As in 1985, much of the fall in sterling this year reflects the strength of the dollar. Sterling is down around 20% against the greenback in 2022, not much more than the euro’s 15% and in line with the Japanese yen’s decline.

But over the past week, the pound has fallen against most currencies, not just America.

This fall has been accompanied by rising government bond yields, which would normally encourage international investors to buy sterling-denominated assets on the expectation of higher yields.

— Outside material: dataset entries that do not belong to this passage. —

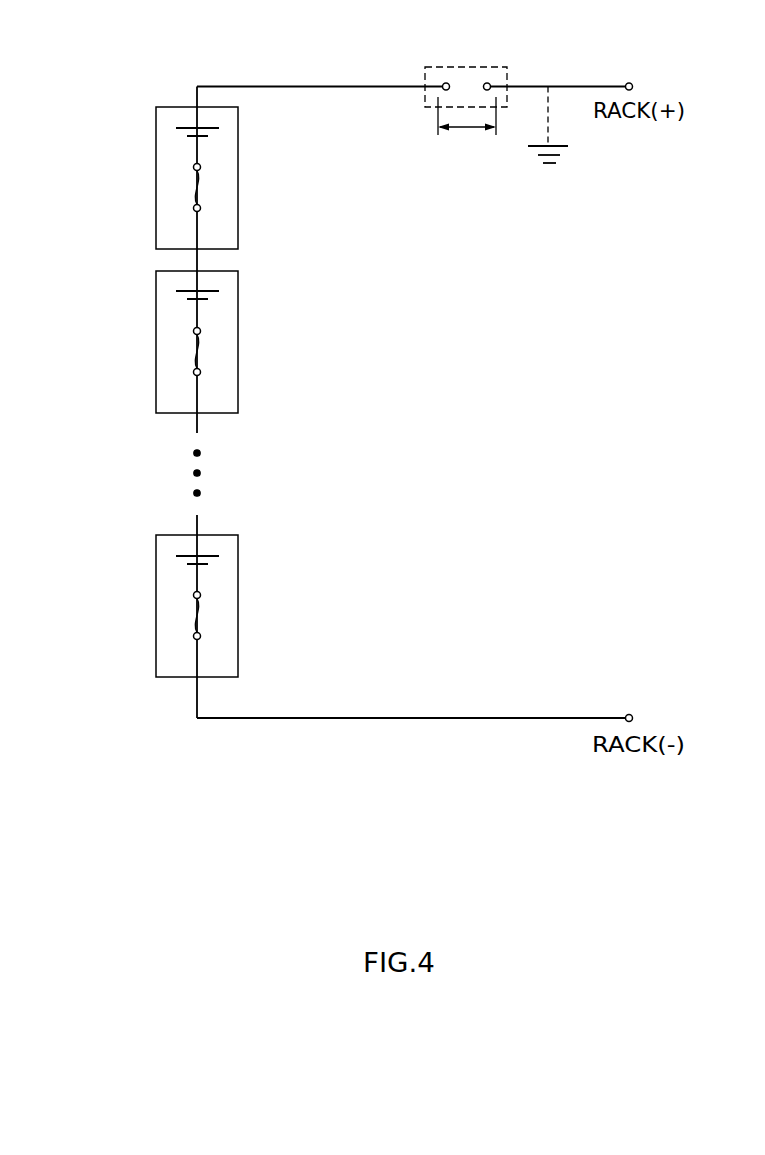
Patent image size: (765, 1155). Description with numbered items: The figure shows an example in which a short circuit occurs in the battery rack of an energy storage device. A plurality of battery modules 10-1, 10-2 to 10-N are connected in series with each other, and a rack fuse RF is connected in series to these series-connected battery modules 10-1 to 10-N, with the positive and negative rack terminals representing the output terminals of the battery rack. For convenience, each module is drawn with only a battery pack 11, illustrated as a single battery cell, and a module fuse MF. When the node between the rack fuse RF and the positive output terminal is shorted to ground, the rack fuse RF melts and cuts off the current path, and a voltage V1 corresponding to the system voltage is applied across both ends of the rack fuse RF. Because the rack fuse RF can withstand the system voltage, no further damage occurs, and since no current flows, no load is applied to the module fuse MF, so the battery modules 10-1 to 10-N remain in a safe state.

The battery module 10-1 is at (149, 178).
The battery module 10-2 is at (156, 340).
The battery module 10-N is at (156, 604).
The battery pack 11 is at (176, 133).
The module fuse MF is at (214, 188).
The rack fuse RF is at (465, 66).
The voltage V1 is at (467, 128).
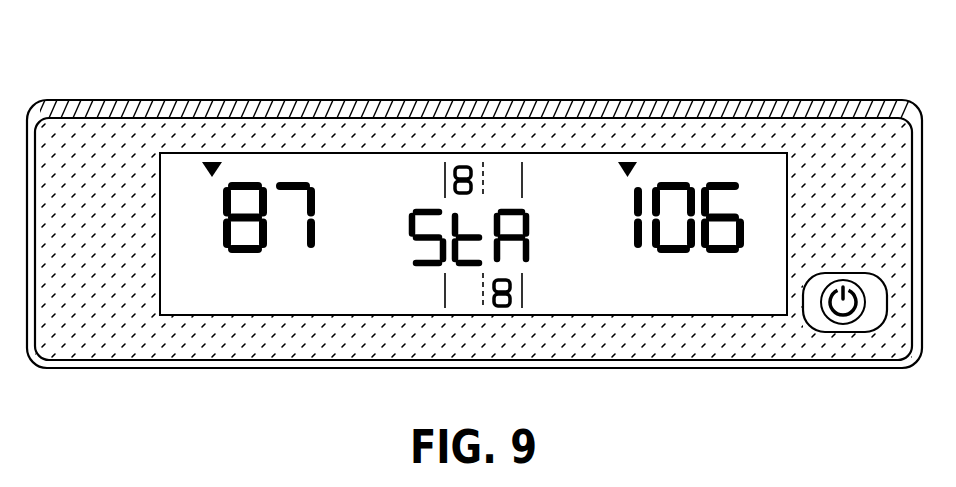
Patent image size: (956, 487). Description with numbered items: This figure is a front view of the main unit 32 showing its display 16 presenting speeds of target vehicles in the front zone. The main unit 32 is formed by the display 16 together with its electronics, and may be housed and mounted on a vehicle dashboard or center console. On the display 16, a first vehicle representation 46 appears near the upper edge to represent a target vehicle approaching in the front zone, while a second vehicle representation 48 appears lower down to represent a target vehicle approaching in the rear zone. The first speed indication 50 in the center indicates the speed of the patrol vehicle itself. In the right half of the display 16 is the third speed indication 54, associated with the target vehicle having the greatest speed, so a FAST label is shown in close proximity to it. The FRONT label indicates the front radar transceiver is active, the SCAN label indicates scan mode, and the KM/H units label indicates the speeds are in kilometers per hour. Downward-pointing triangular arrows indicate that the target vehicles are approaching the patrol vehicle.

British Chancellor Kwasi Kwarteng speaks on Friday after announcing sweeping tax cuts.

Jessica Taylor/UK Parliament

British Chancellor Kwasi Kwarteng speaks on Friday after announcing sweeping tax cuts.

UK five-year yields have risen from 1.5% in early August to over 4.5% now: a rise of about a percentage point in just two days.

This combination of rising yields and a falling currency has sparked discussions of a broader crisis of confidence in the UK economy and its assets. The government’s tax cuts will result in a growing budget deficit and higher national debt in the future.

Britain’s current account deficit hit 8.3% of GDP in the first three months of the year, the lowest in modern history, buoyed by rising energy prices. A gaping current account deficit is something that often worries those investing in developing countries.

But in other respects the UK is an unusual candidate for a currency crisis.

Its exchange rate is flexible, meaning there is no link to any other currency, as was the case when Britain was forced out of the European Exchange Rate Mechanism in 1992. Its financial markets are deep and sophisticated. It has minimal foreign currency debt and its central bank is independent of the government.

So, the simplest explanation for the sell-off is that investors don’t believe the government’s tax cuts will deliver the real economic growth Kwarteng wants. Instead, they foresee higher inflation, which the Bank of England will not fully offset by raising interest rates.

Currency analysts at Bank of America suspect that a combination of the UK’s shifting fiscal stance and the long-term implications of its decision to leave the European Union has prompted a major shift in investor sentiment towards the pound. This will make the currency more vulnerable in the coming years.